We are also proud of the local-first runtime architecture. The user's source code and installed CLIs stay on their machine. The app can use cloud services for planning or database persistence, but the agent execution happens locally where the repository and CLI credentials already live.

Most importantly, we moved beyond a chatbot metaphor. In Orchestrator Studio, AI agents are workflow nodes with lifecycle, status, outputs, constraints, and merge paths.

What we learned

We learned that multi-agent AI software engineering needs more than prompts. It needs process isolation, event contracts, output schemas, storage management, branch lifecycle policies, and UX that exposes what each agent is doing.

We also learned that graph-based orchestration is a natural fit for AI workflows. A DAG makes dependencies explicit, lets independent work run in parallel, and gives reviewers a concrete place to inspect failures.

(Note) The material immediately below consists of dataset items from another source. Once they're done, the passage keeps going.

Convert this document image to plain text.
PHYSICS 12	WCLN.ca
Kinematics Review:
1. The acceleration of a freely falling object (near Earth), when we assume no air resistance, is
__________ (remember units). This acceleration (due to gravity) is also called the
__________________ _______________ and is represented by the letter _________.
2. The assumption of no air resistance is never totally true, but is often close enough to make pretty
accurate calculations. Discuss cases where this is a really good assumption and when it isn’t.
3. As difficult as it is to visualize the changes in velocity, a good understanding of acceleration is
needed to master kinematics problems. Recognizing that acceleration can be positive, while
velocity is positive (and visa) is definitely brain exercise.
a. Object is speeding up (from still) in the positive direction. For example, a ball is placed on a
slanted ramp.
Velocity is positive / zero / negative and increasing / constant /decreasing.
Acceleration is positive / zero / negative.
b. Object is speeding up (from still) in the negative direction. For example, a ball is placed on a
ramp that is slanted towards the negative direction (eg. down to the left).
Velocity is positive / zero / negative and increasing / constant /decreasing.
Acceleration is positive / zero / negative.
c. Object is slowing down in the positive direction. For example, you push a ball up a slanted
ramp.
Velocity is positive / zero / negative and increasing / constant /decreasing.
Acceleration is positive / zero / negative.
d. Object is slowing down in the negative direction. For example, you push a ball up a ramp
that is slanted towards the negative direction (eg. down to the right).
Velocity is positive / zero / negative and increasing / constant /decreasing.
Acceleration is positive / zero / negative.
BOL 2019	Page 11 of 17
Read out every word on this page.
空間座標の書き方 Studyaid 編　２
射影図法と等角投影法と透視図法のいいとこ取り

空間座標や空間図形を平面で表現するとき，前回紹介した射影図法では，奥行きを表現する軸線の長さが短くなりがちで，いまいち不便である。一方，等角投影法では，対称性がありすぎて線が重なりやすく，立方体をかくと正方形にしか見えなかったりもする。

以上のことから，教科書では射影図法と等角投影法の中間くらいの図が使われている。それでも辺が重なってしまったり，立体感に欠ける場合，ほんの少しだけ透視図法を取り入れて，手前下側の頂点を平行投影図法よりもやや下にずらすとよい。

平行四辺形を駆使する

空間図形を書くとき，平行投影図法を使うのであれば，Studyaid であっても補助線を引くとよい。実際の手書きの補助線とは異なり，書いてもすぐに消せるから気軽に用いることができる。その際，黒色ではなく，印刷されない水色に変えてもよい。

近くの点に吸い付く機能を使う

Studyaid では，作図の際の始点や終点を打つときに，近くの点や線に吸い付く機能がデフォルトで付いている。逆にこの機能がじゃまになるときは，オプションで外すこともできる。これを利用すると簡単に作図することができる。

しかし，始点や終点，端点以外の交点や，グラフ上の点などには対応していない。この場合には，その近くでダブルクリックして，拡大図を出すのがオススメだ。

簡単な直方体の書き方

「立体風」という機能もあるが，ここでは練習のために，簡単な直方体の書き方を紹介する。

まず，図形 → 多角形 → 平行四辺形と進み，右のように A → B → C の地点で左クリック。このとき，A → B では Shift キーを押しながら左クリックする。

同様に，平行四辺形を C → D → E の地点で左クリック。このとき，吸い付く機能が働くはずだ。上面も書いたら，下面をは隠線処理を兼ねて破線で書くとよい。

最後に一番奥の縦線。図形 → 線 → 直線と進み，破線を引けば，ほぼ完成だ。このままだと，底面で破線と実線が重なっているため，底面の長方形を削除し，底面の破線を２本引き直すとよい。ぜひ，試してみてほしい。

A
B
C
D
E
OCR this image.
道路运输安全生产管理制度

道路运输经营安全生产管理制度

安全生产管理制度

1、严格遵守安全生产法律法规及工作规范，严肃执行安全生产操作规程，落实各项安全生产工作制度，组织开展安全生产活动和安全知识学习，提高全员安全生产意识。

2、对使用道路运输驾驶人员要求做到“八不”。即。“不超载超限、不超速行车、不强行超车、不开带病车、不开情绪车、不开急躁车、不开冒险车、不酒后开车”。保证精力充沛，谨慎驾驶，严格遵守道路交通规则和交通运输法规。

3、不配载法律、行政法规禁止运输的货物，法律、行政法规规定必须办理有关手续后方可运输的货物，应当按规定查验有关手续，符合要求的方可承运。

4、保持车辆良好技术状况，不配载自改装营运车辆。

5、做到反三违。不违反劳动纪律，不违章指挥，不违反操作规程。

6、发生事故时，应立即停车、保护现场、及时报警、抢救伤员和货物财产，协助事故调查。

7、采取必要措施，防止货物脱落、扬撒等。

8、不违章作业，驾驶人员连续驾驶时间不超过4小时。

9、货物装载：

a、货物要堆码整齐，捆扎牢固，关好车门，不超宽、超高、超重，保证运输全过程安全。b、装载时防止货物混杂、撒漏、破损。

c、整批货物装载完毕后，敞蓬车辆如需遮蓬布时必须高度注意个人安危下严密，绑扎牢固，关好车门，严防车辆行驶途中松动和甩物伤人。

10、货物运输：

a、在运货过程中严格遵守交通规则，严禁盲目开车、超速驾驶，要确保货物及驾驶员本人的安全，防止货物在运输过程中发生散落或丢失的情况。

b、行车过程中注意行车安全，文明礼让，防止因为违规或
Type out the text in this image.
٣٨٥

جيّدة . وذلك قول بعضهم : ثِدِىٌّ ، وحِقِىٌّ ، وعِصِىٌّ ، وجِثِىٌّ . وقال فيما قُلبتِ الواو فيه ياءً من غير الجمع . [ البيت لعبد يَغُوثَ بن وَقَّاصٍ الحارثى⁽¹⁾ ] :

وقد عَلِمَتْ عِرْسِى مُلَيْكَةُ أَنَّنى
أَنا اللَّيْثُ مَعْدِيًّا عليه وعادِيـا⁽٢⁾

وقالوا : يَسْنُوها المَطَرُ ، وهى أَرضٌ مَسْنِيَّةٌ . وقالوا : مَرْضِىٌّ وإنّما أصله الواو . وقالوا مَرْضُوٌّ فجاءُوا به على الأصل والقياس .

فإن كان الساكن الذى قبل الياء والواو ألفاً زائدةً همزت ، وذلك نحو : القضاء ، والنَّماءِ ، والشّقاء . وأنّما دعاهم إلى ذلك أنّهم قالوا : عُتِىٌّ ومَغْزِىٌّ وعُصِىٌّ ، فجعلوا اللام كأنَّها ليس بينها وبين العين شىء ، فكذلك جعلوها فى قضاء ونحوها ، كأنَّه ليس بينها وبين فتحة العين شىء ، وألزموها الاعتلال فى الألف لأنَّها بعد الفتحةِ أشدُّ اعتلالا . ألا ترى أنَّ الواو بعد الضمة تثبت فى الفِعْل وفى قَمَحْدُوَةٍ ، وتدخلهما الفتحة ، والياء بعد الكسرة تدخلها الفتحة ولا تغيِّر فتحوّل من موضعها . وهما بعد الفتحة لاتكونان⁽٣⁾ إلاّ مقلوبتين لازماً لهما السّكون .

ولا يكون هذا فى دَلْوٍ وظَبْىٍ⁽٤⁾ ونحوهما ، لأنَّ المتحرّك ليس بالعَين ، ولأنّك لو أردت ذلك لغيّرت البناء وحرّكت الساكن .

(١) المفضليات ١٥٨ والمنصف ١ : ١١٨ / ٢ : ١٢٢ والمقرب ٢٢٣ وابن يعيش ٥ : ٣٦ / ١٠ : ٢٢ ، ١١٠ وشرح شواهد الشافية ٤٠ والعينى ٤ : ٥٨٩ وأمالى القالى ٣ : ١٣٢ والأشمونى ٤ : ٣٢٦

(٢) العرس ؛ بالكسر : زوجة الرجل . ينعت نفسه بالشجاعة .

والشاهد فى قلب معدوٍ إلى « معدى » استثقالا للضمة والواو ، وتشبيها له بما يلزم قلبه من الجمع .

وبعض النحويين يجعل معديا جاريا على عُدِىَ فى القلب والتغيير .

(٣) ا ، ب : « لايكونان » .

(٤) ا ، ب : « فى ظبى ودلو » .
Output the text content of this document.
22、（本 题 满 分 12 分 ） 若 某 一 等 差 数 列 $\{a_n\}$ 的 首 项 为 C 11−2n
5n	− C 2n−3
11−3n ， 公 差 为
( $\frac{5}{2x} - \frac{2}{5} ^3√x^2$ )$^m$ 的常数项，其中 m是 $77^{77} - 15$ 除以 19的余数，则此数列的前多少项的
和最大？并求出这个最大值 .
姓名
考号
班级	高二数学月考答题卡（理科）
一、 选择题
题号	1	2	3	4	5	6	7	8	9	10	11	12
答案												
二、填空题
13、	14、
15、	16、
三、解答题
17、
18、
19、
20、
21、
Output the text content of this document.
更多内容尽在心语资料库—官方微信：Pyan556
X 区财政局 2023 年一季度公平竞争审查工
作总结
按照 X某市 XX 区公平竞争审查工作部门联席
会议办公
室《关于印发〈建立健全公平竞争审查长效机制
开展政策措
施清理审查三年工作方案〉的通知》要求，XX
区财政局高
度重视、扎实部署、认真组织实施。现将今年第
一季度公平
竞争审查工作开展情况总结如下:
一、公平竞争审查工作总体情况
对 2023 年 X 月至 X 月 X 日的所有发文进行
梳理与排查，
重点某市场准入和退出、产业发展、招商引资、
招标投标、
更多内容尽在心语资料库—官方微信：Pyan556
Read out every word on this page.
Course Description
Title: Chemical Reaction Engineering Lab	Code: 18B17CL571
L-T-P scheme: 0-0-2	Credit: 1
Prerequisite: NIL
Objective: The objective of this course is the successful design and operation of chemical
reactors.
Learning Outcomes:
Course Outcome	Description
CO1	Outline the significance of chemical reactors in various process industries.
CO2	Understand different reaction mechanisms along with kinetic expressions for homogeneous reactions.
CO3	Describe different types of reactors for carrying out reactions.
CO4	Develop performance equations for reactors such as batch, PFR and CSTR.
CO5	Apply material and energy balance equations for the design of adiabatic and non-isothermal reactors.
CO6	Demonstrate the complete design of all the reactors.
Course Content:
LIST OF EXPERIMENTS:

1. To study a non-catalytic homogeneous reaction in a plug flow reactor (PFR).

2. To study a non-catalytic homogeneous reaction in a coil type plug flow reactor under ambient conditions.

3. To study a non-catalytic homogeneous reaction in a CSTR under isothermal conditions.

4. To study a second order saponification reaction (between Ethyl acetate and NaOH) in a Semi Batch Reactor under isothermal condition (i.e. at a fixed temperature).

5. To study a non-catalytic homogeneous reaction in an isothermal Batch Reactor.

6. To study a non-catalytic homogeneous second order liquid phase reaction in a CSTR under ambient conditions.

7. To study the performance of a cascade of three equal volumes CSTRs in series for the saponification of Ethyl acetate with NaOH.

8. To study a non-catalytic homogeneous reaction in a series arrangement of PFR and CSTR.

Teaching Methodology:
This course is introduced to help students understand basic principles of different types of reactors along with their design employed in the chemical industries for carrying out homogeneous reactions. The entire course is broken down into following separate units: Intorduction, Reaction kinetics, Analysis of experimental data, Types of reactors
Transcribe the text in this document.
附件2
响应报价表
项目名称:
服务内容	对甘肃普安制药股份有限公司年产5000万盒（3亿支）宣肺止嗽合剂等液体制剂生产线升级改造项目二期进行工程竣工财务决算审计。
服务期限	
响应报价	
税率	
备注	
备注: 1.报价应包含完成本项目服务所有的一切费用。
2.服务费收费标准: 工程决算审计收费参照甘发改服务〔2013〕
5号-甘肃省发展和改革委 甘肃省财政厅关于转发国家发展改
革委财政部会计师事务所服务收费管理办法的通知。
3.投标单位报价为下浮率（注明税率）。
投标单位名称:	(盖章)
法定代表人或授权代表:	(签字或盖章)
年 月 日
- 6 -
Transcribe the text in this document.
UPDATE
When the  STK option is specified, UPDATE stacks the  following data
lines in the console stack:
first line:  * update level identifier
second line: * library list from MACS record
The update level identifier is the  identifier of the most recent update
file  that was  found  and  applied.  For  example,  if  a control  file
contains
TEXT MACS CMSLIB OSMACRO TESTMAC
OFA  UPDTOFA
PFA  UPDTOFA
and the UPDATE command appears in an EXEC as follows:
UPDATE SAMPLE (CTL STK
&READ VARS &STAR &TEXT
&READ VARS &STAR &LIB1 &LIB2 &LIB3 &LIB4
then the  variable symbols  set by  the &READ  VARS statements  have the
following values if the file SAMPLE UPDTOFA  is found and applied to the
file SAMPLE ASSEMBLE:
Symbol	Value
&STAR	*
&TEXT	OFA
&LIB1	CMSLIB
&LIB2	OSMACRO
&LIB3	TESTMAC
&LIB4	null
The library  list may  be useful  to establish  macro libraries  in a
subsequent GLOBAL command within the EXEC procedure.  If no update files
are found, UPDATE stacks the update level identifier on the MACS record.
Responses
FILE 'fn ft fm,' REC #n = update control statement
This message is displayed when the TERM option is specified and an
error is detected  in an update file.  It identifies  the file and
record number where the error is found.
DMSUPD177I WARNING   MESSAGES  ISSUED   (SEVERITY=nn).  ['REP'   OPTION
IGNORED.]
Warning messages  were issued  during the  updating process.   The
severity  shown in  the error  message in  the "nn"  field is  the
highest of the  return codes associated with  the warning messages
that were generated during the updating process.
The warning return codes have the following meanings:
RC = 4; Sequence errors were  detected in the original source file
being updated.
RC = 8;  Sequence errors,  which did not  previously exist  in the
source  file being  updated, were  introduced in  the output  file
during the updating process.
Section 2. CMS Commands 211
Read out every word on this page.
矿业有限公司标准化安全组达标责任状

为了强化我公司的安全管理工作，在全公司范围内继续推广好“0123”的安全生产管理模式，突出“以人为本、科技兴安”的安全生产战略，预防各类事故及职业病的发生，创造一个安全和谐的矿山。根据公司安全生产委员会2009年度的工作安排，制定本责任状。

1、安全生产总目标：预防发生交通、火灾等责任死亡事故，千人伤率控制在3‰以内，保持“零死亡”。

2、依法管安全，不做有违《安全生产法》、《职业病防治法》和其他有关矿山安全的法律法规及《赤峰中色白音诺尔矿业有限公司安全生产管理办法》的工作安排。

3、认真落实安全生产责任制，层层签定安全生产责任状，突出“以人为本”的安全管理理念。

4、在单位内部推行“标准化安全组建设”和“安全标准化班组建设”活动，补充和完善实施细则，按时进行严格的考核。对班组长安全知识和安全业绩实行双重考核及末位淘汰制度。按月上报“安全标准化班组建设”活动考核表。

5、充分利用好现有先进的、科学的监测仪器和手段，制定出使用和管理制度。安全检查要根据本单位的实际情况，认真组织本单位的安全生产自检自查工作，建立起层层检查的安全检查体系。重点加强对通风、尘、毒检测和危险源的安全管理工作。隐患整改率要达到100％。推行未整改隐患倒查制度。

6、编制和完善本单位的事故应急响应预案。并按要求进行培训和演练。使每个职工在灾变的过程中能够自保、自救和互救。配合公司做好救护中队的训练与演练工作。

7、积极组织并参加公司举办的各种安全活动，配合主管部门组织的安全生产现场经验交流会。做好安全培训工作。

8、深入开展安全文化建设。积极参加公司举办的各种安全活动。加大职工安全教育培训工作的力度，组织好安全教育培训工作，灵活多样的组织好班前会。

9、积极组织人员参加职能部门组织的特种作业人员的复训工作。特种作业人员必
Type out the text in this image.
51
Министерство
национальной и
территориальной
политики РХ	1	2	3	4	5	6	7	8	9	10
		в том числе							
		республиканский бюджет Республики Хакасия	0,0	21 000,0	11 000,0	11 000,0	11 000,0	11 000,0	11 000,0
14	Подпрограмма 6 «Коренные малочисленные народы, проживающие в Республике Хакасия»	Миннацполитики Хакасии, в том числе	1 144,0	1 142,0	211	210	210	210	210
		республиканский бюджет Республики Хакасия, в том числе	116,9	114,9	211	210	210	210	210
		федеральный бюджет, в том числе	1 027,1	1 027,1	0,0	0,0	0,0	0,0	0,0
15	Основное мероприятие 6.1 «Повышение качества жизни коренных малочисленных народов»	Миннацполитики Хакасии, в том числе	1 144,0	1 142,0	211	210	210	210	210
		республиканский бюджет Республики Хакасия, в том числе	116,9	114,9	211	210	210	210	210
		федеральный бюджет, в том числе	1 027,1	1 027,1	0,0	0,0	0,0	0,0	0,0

On the Git side, we gained a much deeper understanding of worktrees, temporary merge branches, squash vs no-ff verification, and why cleanup must be conservative by default.

What's next for Orchestrator Studio

Next, we want to make the merge and review experience more visual. The runtime already captures worktree paths, patch previews, and merge results; the next step is a richer side-by-side diff and conflict review UI inside the canvas.

We also want to harden multi-CLI demos beyond Codex, especially Gemini, Kiro, and Claude, once each local CLI path is installed and verified. Longer-term, the Plan/Gate/Loop system can evolve into a more complete workflow language with semantic loop break conditions, human approval gates, and resumable runs.

Finally, we want to add better observability: token/cost tracking per node, richer traces, and a storage dashboard that helps users understand exactly how much each run costs in time, disk, and model usage.